Even after losing the support of her family, due to not wanting to be traditional, Husna has not lost sight of what's important; being a businesswoman, a role model and coach and giving back to women in her community
"I had an arranged marriage at 16 years old so didn’t get my GCSE’s and didn’t know how to pursue further study but I knew I wanted to better myself and continue my learning. I did Business Administration NVQ after I got married. In very challenging circumstances.
I went to LSBU as a mature student and chose it because the location was close to home, the campus was clean and I was living in Clapham North and I was able to drive in as there was a car park on campus, but then the congestion charge was introduced and I stopped driving in.
While I studied I was working full-time and attending 6-9 classes, 3 nights a week. I fell pregnant in my 3rd year and continued with my course right up until the month before my due date. I remember being 7 months pregnant, sitting my exams and the baby would not stop kicking, I couldn’t sit still or focus, I did a 3-hour exam in 1 hour and of course, I failed. The University was understanding and I was able to re-sit.
I had some genuinely inspiring lecturers, I may not remember their names but I remember what they said. One lecturer openly told the class she didn’t want to go to work when she was younger, but it was her Dad who told her ‘people may not want you but they need you and that’s why she went into work instead of sleeping. Another one said ‘I m not just teaching you I’m learning from you', I found that profound as she had so many accolades and qualifications under her belt. There was another lecturer, he was old fashioned, lovely and approachable. When it was exam time, he said he doesn’t like examining his students, which was comforting to hear.
Graduation was the most beautiful day
When I look back, I don’t know how I managed it all and I can only think that God guided me. It wasn’t easy but I am a very self-motivated person. Before I came to LSBU a colleague at work said to me, ‘the next 4 years will go by anyway so you may as well show something for it’.
My marriage was challenging, I saw my husband very little during the week and It got to the point where I thought my education was more important than him. Every time I came to University, I thought to myself ‘I’m doing this for me, my family and future’. One colleague said ‘if he is still there at the end of your studies then it’s meant to be’. But he was supportive of me. When I graduated I was like wow, I was so proud of myself that I took that step. I’m an older Asian Muslim woman who carries the stereotype of cooking, cleaning, raising kids and staying at home. It was challenging.
Graduation was the most beautiful day of my life. I felt like I was getting married to my education, I bought a beautiful traditional Indian outfit. My brother came to the ceremony as he believed in me, and my 2 older daughters came but my husband at the time stayed at home to look after our baby. I achieved it for me, no one else.

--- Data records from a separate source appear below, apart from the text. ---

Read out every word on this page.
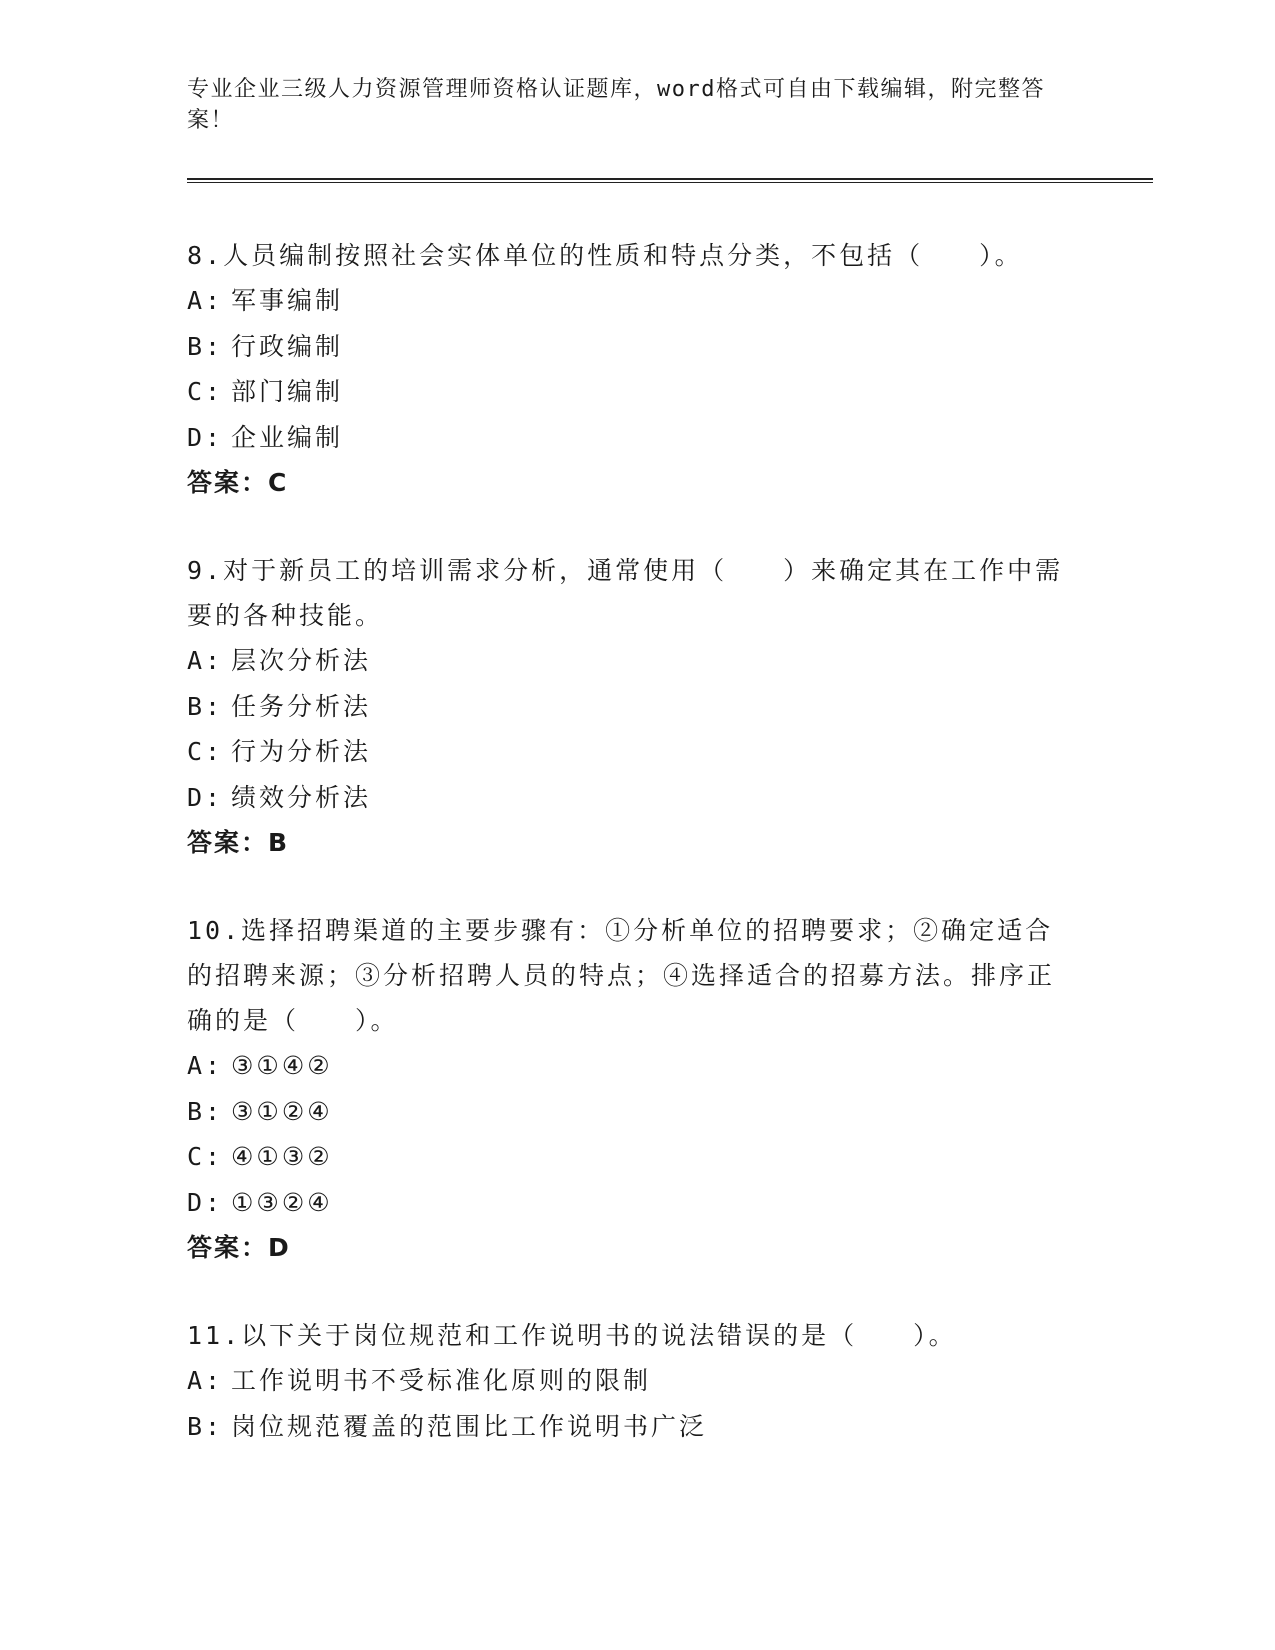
专业企业三级人力资源管理师资格认证题库，word格式可自由下载编辑，附完整答案！

8.人员编制按照社会实体单位的性质和特点分类，不包括（　　）。

A: 军事编制

B: 行政编制

C: 部门编制

D: 企业编制

答案：C

9.对于新员工的培训需求分析，通常使用（　　）来确定其在工作中需要的各种技能。

A: 层次分析法

B: 任务分析法

C: 行为分析法

D: 绩效分析法

答案：B

10.选择招聘渠道的主要步骤有：①分析单位的招聘要求；②确定适合的招聘来源；③分析招聘人员的特点；④选择适合的招募方法。排序正确的是（　　）。

A: ③①④②

B: ③①②④

C: ④①③②

D: ①③②④

答案：D

11.以下关于岗位规范和工作说明书的说法错误的是（　　）。

A: 工作说明书不受标准化原则的限制

B: 岗位规范覆盖的范围比工作说明书广泛
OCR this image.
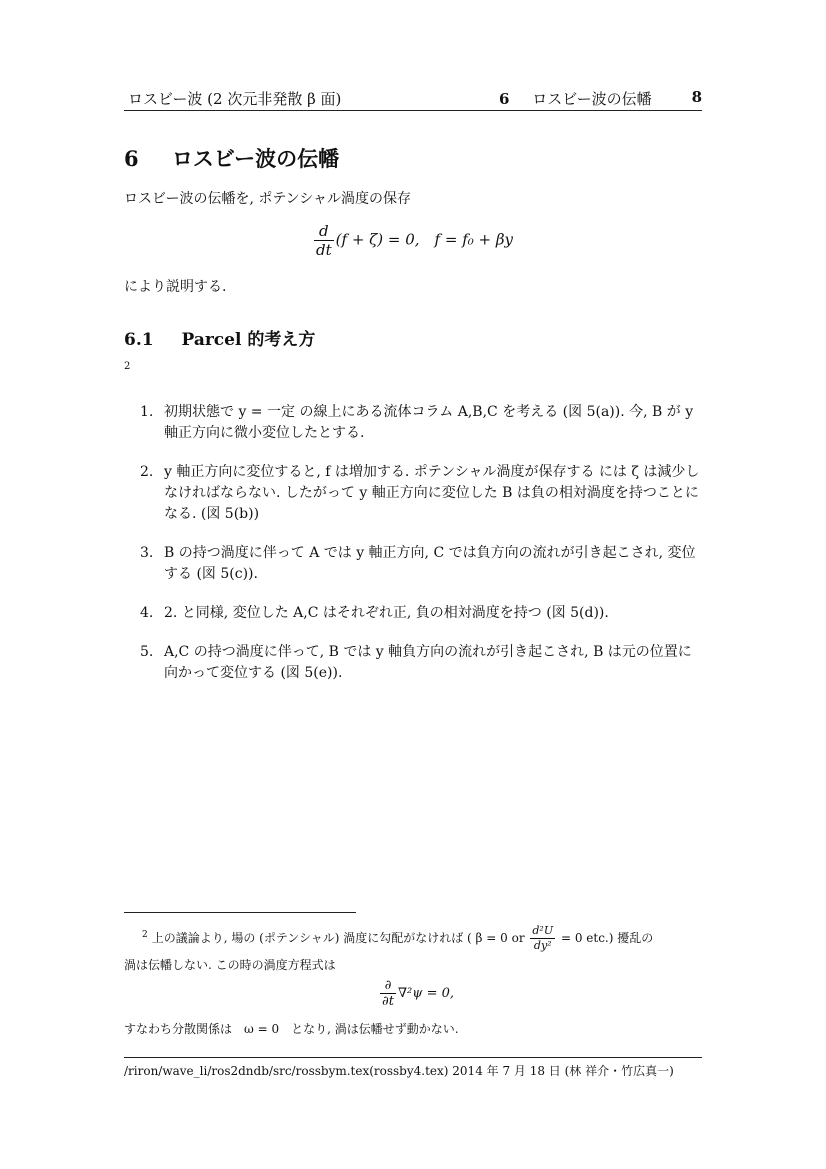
ロスビー波 (2 次元非発散 β 面)	6 ロスビー波の伝幡	8
6 ロスビー波の伝幡
ロスビー波の伝幡を, ポテンシャル渦度の保存
$\frac{d}{dt} (f + \zeta) = 0$,　f = f₀ + βy
により説明する.
6.1 Parcel 的考え方
2
1. 初期状態で y = 一定 の線上にある流体コラム A,B,C を考える (図 5(a)). 今, B が y 軸正方向に微小変位したとする.
2. y 軸正方向に変位すると, f は増加する. ポテンシャル渦度が保存する には ζ は減少しなければならない. したがって y 軸正方向に変位した B は負の相対渦度を持つことになる. (図 5(b))
3. B の持つ渦度に伴って A では y 軸正方向, C では負方向の流れが引き起こされ, 変位する (図 5(c)).
4. 2. と同様, 変位した A,C はそれぞれ正, 負の相対渦度を持つ (図 5(d)).
5. A,C の持つ渦度に伴って, B では y 軸負方向の流れが引き起こされ, B は元の位置に向かって変位する (図 5(e)).
$^2$ 上の議論より, 場の (ポテンシャル) 渦度に勾配がなければ ( β = 0 or $\frac{\text{d²U}}{\text{dy²}} = 0$ etc.) 擾乱の
渦は伝幡しない. この時の渦度方程式は
$\frac{\partial}{\partial t} \nabla^2\psi = 0$,
すなわち分散関係は　ω = 0　となり, 渦は伝幡せず動かない.
/riron/wave_li/ros2dndb/src/rossbym.tex(rossby4.tex) 2014 年 7 月 18 日 (林 祥介・竹広真一)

My achievement inspired my daughters to go to university. I once heard my older daughters say to each other ‘don’t be like mum and wait, get a degree and then have a family’. Inspiring them was the biggest thing for me. Children don’t listen to what you say but do what you do. People say ‘how are your kids so good’, and I say ‘they follow me’.
5 years ago I qualified as a Personal Fitness Trainer. When I was at University I put on weight, I wasn’t looking after myself, I was comfort eating. I was working as a finance officer at an academy, a woman introduced me to Herbalife and after 10 months I resigned from my full-time job. So I’ve been building my nutrition company and my degree helped me with that business knowledge.
None of my siblings went to University, my brother had the opportunity but didn’t want to, he believes in the University of Life. He’s smart but he learned by doing rather than theory. I’m passionate about education. I don’t want to be a traditional woman I need to have a varied life there are so many sides to a person. I use to see my family every weekend, but I don’t have their support as much now as I’ve become a different person.
Do it with excellence
I am a confident person. I don’t’ like half jobs I do things properly, if things get to me I brush myself off and get on with it. I get that from my mum, she never went to school, her mum died when she was two. She would say ‘if you can read and write you have nothing to worry about so get on with it’. She would say ‘stop crying and get on with it’. I’m strong because of it, I wasn’t babied and I didn’t baby my children, you aren’t giving them the tools to live their lives, I lost my mum at 24, yes I was an adult but I still felt like I had to grow up over-night.
Giving back is the most profound gift, it’s about giving time and I give a lot. I started a sister circle so Muslim women can live in their religious belief; I give free fitness sessions via zoom. I coach people as well, been doing it my whole life, just speaking and helping people, people get stuck in life I want to be the person I needed when I was stuck.
My advice to anyone is that the journey won’t be easy but it will be worth it. A lecturer once told me, 'if getting a degree was easy we would buy it from Tesco'.
I consider myself fearless, I live by hope, not fear, anything is possible, you have to believe in yourself, and because of what I have been through I am fearless. My dad told me whatever you do, do it with excellence and I carry those words with me".